Thursday, June 05, 2025

Background Circumstances

Title VII prohibits employers from discriminating against employees on the basis of race, color, religion, sex, or national origin.  Under our Title VII precedents, a plaintiff may make out a prima facie case of disparate treatment by showing "that she applied for an available position for which she was qualified, but was rejected under circumstances which give rise to an inference of unlawful discrimination." Texas Dept. of Community Affairs v. Burdine, 450 U. S. 248, 253 (1981).

The question in this case is whether, to satisfy that prima facie burden, a plaintiff who is a member of a majority group must also show " 'background circumstances to support the suspicion that the defendant is that unusual employer who discriminates against the majority.' " 87 F. 4th 822, 825 (CA6 2023) (per curiam).  We hold that this additional "background circumstances" requirement is not consistent with Title VII's text or our case law construing the statute.  Accordingly, we vacate the judgment below and remand for application of the proper prima facie standard.

-- Justice Jackson, for the unanimous Supreme Court of the United States in Marlean A. Ames, Petitioner v Ohio Department of Youth Services, in which the court ruled that cases of reverse discrimination require no higher standard of proof than other discrimination cases (5 June 2025)

Wednesday, June 04, 2025

Getting There

It is not knowledge, but the act of learning, not possession but the act of getting there, which grants the greatest enjoyment.  When I have clarified and exhausted a subject, then I turn away from it, in order to go into darkness again.  The never-satisfied man is so strange; if he has completed a structure, then it is not in order to dwell in it peacefully, but in order to begin another.  I imagine the world conqueror must feel thus, who, after one kingdom is scarcely conquered, stretches out his arms for others.

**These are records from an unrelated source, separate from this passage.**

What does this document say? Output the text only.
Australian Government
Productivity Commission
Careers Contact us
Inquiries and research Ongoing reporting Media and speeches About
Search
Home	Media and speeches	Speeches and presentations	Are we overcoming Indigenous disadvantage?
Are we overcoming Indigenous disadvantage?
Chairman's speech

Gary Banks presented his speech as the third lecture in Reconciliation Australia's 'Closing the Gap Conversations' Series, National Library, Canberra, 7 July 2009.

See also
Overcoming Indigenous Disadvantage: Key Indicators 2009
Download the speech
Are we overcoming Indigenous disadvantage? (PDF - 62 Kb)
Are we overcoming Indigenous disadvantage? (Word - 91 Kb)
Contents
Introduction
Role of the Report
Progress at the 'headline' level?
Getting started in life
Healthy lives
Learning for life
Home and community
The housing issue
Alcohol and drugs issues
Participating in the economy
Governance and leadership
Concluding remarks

-- Johann Carl Friedrich Gauss (1777 - 1855), German mathematician, astronomer and physicist, Letter to Farkas Bolyai (2 September 1808)

Tuesday, June 03, 2025

Equally Convenient

To doubt everything or to believe everything are two equally convenient solutions; both dispense with the necessity of reflection.

-- Henri Poincaré (1854 - 1912), French mathematician, theoretical physicist, and philosopher of science, Science and Hypothesis (1901), Preface, Dover abridged edition (1952), p. xxii

Monday, June 02, 2025

What Do We Get For That?

The total actual 2024 budget to run the country was about 7 trillion dollars.  That means the NASA budget was only 0.004 of the national budget -- less than half a percent.  For every hundred dollars the US government spent, it put 40 cents in the bucket for NASA.

And what do we get for that?  The Universe. 

Missions to Mercury, Venus, Jupiter.  Landers on Mars, telescopes that peer through the depths of the cosmos, a fleet of spacecraft monitoring the Sun, the star to which we owe our existence.  The abject awe and wonder of images of a glorious cosmos.  The first A in NASA is for Aeronautics, too; research that makes air travel better, faster, and safer.  NASA science includes observing and monitoring our own planet as well, making satellites that track our water, atmosphere, and land. NASA scientists study climate change, one of the single biggest existential threats to humanity.

NASA employs about 18,000 people across all 50 states (and that doesn't include contractors, of which I was one for many years, and people such as  academics who have NASA grants).  NASA partners with space agencies around the world, a diversified portfolio that guarantees the best scientific research always pushing past the cutting edge and accelerating our understanding of, well, everything.